Just Call Them ‘Special Motions to Strike,’ Justice Butz Says; Opinion Affirms Denial of Motion By Law Firm, Sued for Alleged Complicity in Wrongful Collection Tactics Following Judgment

 

By a MetNews Staff Writer

 

The Third District Court of Appeal yesterday repudiated references to “anti-SLAPP” motions.

Its announcement that it won’t use the term anymore came in an unpublished opinion declaring that a law firm’s postjudgment collection efforts did not qualify as protected activity.

 “Defendant Hunt & Henriques (law firm) appeals from the trial court’s order denying its special motion to strike,” Justice M. Kathleen Butz advised, adding in a footnote:

“We eschew use of an acronym often used to label this motion….The acronym grew out of the statute’s initial focus.
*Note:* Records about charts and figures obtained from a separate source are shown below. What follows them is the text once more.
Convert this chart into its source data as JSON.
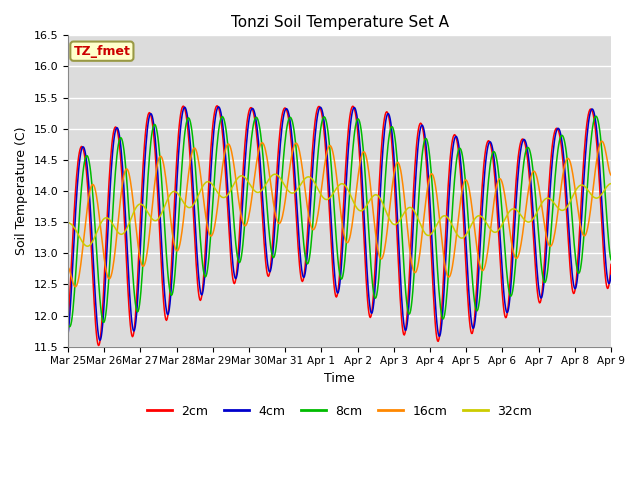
{
  "title": "Tonzi Soil Temperature Set A",
  "xlabel": "Time",
  "ylabel": "Soil Temperature (C)",
  "ylim": [
    11.5,
    16.5
  ],
  "yticks": [
    11.5,
    12.0,
    12.5,
    13.0,
    13.5,
    14.0,
    14.5,
    15.0,
    15.5,
    16.0,
    16.5
  ],
  "xtick_labels": [
    "Mar 25",
    "Mar 26",
    "Mar 27",
    "Mar 28",
    "Mar 29",
    "Mar 30",
    "Mar 31",
    "Apr 1",
    "Apr 2",
    "Apr 3",
    "Apr 4",
    "Apr 5",
    "Apr 6",
    "Apr 7",
    "Apr 8",
    "Apr 9"
  ],
  "series_colors": [
    "#FF0000",
    "#0000CC",
    "#00BB00",
    "#FF8800",
    "#CCCC00"
  ],
  "series_labels": [
    "2cm",
    "4cm",
    "8cm",
    "16cm",
    "32cm"
  ],
  "legend_label": "TZ_fmet",
  "legend_text_color": "#CC0000",
  "legend_bg": "#FFFFCC",
  "legend_border": "#999944",
  "plot_bg": "#DCDCDC",
  "fig_bg": "#FFFFFF"
}
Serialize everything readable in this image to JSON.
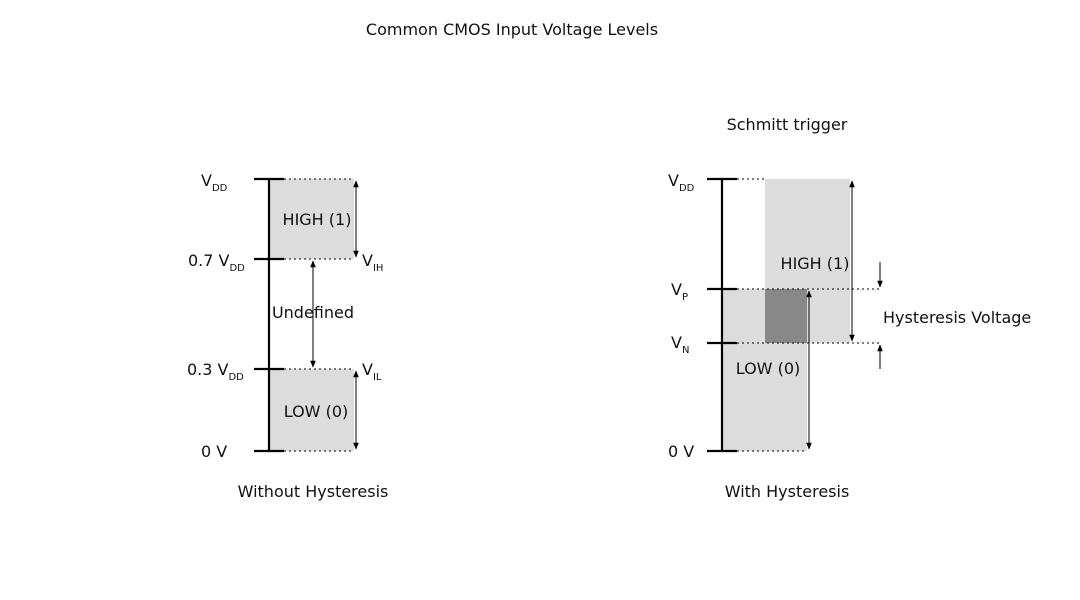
{
  "title": "Common CMOS Input Voltage Levels",
  "left": {
    "caption": "Without Hysteresis",
    "labels": {
      "vdd": "V",
      "vdd_sub": "DD",
      "v07": "0.7 V",
      "v07_sub": "DD",
      "v03": "0.3 V",
      "v03_sub": "DD",
      "zero": "0 V",
      "vih": "V",
      "vih_sub": "IH",
      "vil": "V",
      "vil_sub": "IL"
    },
    "regions": {
      "high": "HIGH (1)",
      "undefined": "Undefined",
      "low": "LOW (0)"
    }
  },
  "right": {
    "heading": "Schmitt trigger",
    "caption": "With Hysteresis",
    "labels": {
      "vdd": "V",
      "vdd_sub": "DD",
      "vp": "V",
      "vp_sub": "P",
      "vn": "V",
      "vn_sub": "N",
      "zero": "0 V"
    },
    "regions": {
      "high": "HIGH (1)",
      "low": "LOW (0)"
    },
    "hysteresis_label": "Hysteresis Voltage"
  },
  "colors": {
    "region_fill": "#dcdcdc",
    "overlap_fill": "#888888"
  }
}
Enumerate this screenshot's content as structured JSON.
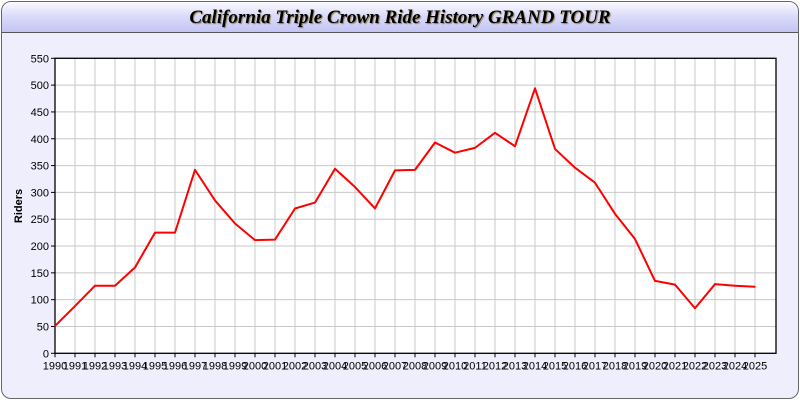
{
  "chart_data": {
    "type": "line",
    "title": "California Triple Crown Ride History GRAND TOUR",
    "xlabel": "",
    "ylabel": "Riders",
    "ylim": [
      0,
      550
    ],
    "yticks": [
      0,
      50,
      100,
      150,
      200,
      250,
      300,
      350,
      400,
      450,
      500,
      550
    ],
    "grid": true,
    "x": [
      1990,
      1991,
      1992,
      1993,
      1994,
      1995,
      1996,
      1997,
      1998,
      1999,
      2000,
      2001,
      2002,
      2003,
      2004,
      2005,
      2006,
      2007,
      2008,
      2009,
      2010,
      2011,
      2012,
      2013,
      2014,
      2015,
      2016,
      2017,
      2018,
      2019,
      2020,
      2021,
      2022,
      2023,
      2024,
      2025
    ],
    "series": [
      {
        "values": [
          51,
          88,
          126,
          126,
          160,
          225,
          225,
          342,
          285,
          242,
          211,
          212,
          270,
          281,
          344,
          310,
          270,
          341,
          342,
          393,
          374,
          383,
          411,
          386,
          494,
          381,
          346,
          318,
          260,
          213,
          135,
          128,
          84,
          129,
          126,
          124
        ],
        "color": "#ff0000"
      }
    ]
  }
}
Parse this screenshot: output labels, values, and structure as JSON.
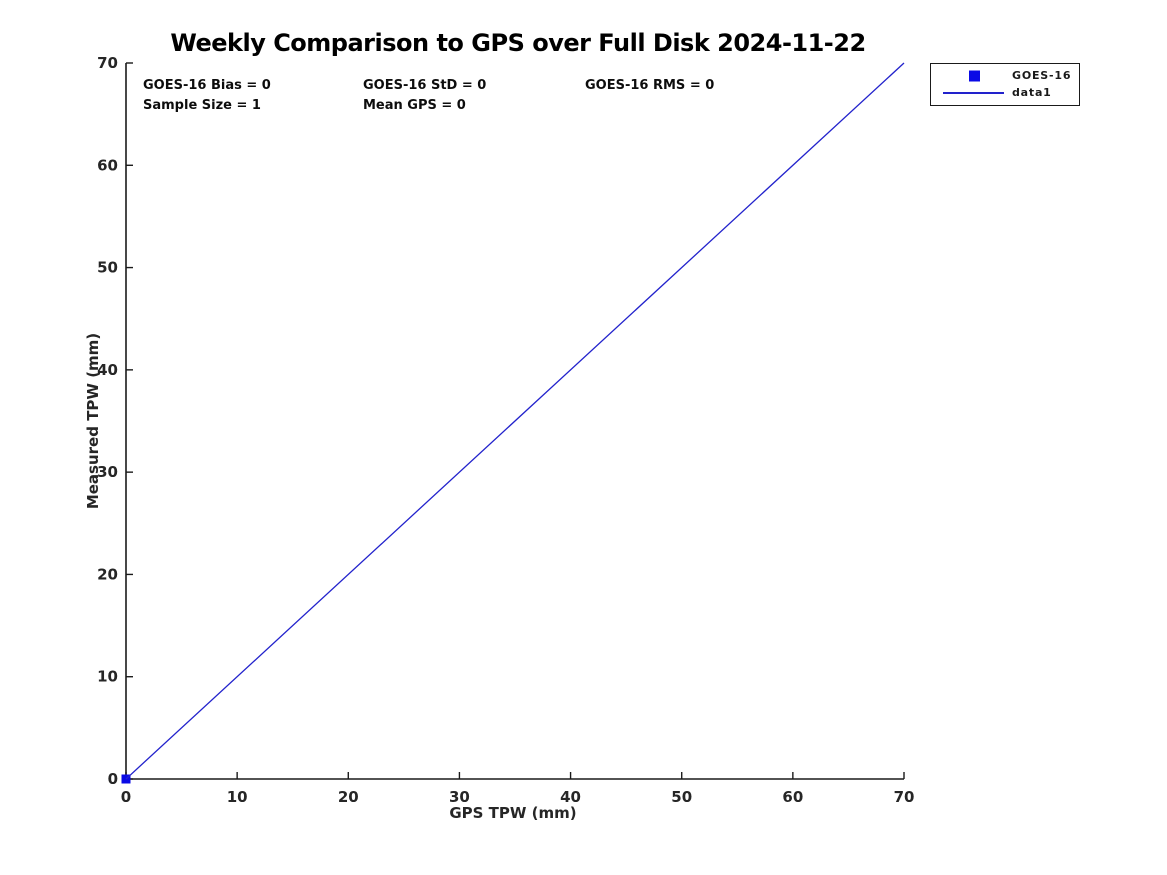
{
  "figure": {
    "title": "Weekly Comparison to GPS over Full Disk 2024-11-22",
    "stats": {
      "bias": "GOES-16 Bias = 0",
      "std": "GOES-16 StD = 0",
      "rms": "GOES-16 RMS = 0",
      "sample_size": "Sample Size = 1",
      "mean_gps": "Mean GPS = 0"
    },
    "legend": {
      "position": "top-right-outside",
      "items": [
        {
          "label": "GOES-16",
          "marker": "square"
        },
        {
          "label": "data1",
          "marker": "line"
        }
      ]
    }
  },
  "colors": {
    "marker_blue": "#0a0ae6",
    "line_blue": "#2222cc",
    "axis": "#1a1a1a",
    "tick_label": "#262626",
    "background": "#ffffff"
  },
  "chart_data": {
    "type": "scatter",
    "title": "Weekly Comparison to GPS over Full Disk 2024-11-22",
    "xlabel": "GPS TPW (mm)",
    "ylabel": "Measured TPW (mm)",
    "xlim": [
      0,
      70
    ],
    "ylim": [
      0,
      70
    ],
    "xticks": [
      0,
      10,
      20,
      30,
      40,
      50,
      60,
      70
    ],
    "yticks": [
      0,
      10,
      20,
      30,
      40,
      50,
      60,
      70
    ],
    "grid": false,
    "legend_position": "top-right-outside",
    "annotations": [
      "GOES-16 Bias = 0",
      "GOES-16 StD = 0",
      "GOES-16 RMS = 0",
      "Sample Size = 1",
      "Mean GPS = 0"
    ],
    "series": [
      {
        "name": "GOES-16",
        "type": "scatter",
        "marker": "square",
        "color": "#0a0ae6",
        "points": [
          [
            0,
            0
          ]
        ]
      },
      {
        "name": "data1",
        "type": "line",
        "color": "#2222cc",
        "x": [
          0,
          70
        ],
        "y": [
          0,
          70
        ]
      }
    ]
  }
}
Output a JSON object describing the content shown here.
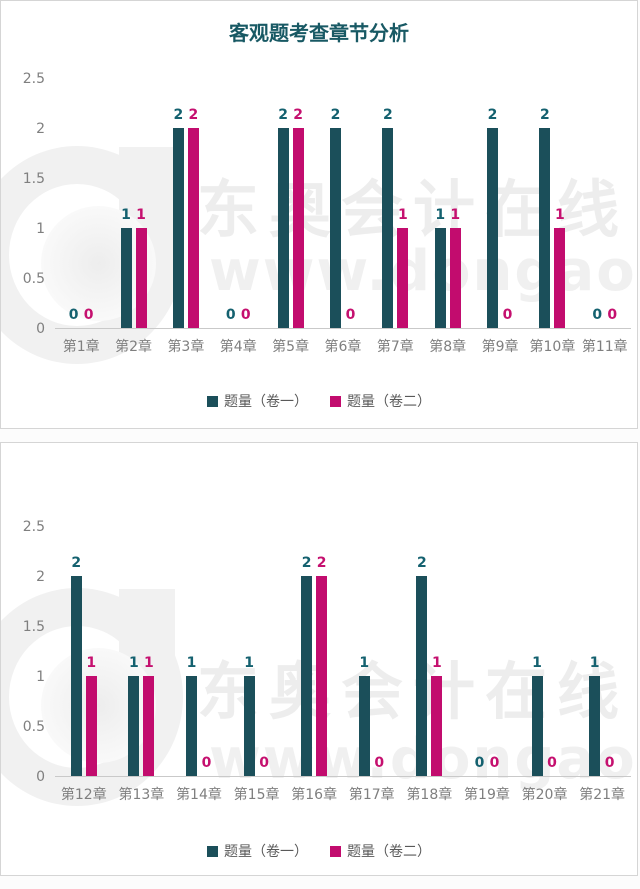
{
  "watermark": {
    "brand": "东奥会计在线",
    "url": "www.dongao.com"
  },
  "colors": {
    "series1": "#1b4f5a",
    "series2": "#c20c6e",
    "series1_label": "#14616f",
    "series2_label": "#c5106f",
    "title": "#185964"
  },
  "chart_data": [
    {
      "type": "bar",
      "title": "客观题考查章节分析",
      "categories": [
        "第1章",
        "第2章",
        "第3章",
        "第4章",
        "第5章",
        "第6章",
        "第7章",
        "第8章",
        "第9章",
        "第10章",
        "第11章"
      ],
      "series": [
        {
          "name": "题量（卷一）",
          "color": "#1b4f5a",
          "values": [
            0,
            1,
            2,
            0,
            2,
            2,
            2,
            1,
            2,
            2,
            0
          ]
        },
        {
          "name": "题量（卷二）",
          "color": "#c20c6e",
          "values": [
            0,
            1,
            2,
            0,
            2,
            0,
            1,
            1,
            0,
            1,
            0
          ]
        }
      ],
      "xlabel": "",
      "ylabel": "",
      "ylim": [
        0,
        2.5
      ],
      "yticks": [
        0,
        0.5,
        1,
        1.5,
        2,
        2.5
      ],
      "grid": false,
      "data_labels": true,
      "legend_position": "bottom"
    },
    {
      "type": "bar",
      "title": "",
      "categories": [
        "第12章",
        "第13章",
        "第14章",
        "第15章",
        "第16章",
        "第17章",
        "第18章",
        "第19章",
        "第20章",
        "第21章"
      ],
      "series": [
        {
          "name": "题量（卷一）",
          "color": "#1b4f5a",
          "values": [
            2,
            1,
            1,
            1,
            2,
            1,
            2,
            0,
            1,
            1
          ]
        },
        {
          "name": "题量（卷二）",
          "color": "#c20c6e",
          "values": [
            1,
            1,
            0,
            0,
            2,
            0,
            1,
            0,
            0,
            0
          ]
        }
      ],
      "xlabel": "",
      "ylabel": "",
      "ylim": [
        0,
        2.5
      ],
      "yticks": [
        0,
        0.5,
        1,
        1.5,
        2,
        2.5
      ],
      "grid": false,
      "data_labels": true,
      "legend_position": "bottom"
    }
  ]
}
However, with the blessing of the Legislature and the courts, this statute has been applied in contexts across the litigation spectrum, and the acronym is no longer accurate. The proceeding should simply be called what it is—a special motion to strike.”

“SLAPP” is an acronym for “strategic lawsuit against public participation.”

CCP §425.16

The special motion to strike is authorized by Code of Civil Procedure §425.16, which declares:

“A cause of action against a person arising from any act of that person in furtherance of the person’s right of petition or free speech under the United States Constitution or the California Constitution in connection with a public issue shall be subject to a special motion to strike, unless the court determines that the plaintiff has established that there is a probability that the plaintiff will prevail on the claim.”

Yesterday’s opinion says that a motion does not lie under §425 where the defendant, a San Jose debt collection firm, was sued not in connection with litigation—which is protected activity—but based on allegations of wrongful acts in attempting to collect on a judgment.

Payment Made

The plaintiff is Marianne K. Lourick. A default judgment was obtained against her in 2012; she subsequently came to an agreement with the judgment creditor to pay a smaller sum—$6,200; she made payment by a cashier’s check; the payment was applied to the wrong account and she was told she still owed $6,200.

She sued for wrongful debt collection practices and Hunt & Henriques brought an anti-SLAPP motion.

“Section 425.16 protects all petitioning activity of a defendant, such as litigation,” Butz noted, adding that “[t]his includes any conduct in furtherance of the right to petition.”

But, she said, the protected conduct must be what triggered the lawsuit, and not merely “lurk in the background as the reason why the dispute between the parties arose.”

Argument Off Point

Butz remarked:

“[W[e do not understand why defendant law firm belabors the status of its 2012 conduct as protected activity.  No one disputes this.”

What is in issue, the jurist explained, is the law firm’s conduct in 2015 and 2017 in connection with collection efforts.

Butz said the conduct described in the complaint “gives rise to a rational inference that defendant law firm was acting in concert with other entities associated with its principal to try to exact a double payment from Lourick on a debt already satisfied, which is the gist of the trial court’s ruling.”

No Rational Connection

She wrote:

“Such conduct, then, would not have any rational connection with the enforcement of a valid underlying judgment, a flag defendant law firm waves vigorously throughout its briefing. Instead, this conduct and the subsequent collection efforts would be independent conduct knowingly untethered to any unsatisfied judgment. As a result, it is not conduct within the protection of section 425.16.”

The case is Lourick v. Hunt & Henriques, C086203.

The anti-SLAPP statute was enacted in 1992.

Its name is derived from an article by two law professors, Penelope Canan and George W. Pring, titled “Comment, Strategic Lawsuits Against Public Participation: An Analysis of the Solutions,” which appeared in the 1990/1991 issue of the California Western Law Review. Their writings on the subject appeared earlier in other publications, and the term “strategic lawsuit against public participation” was used in California opinions even before the statute was enacted.

What are now commonly referred to as “anti-SLAPP” motions were initially referred to as “SLAPP” motions.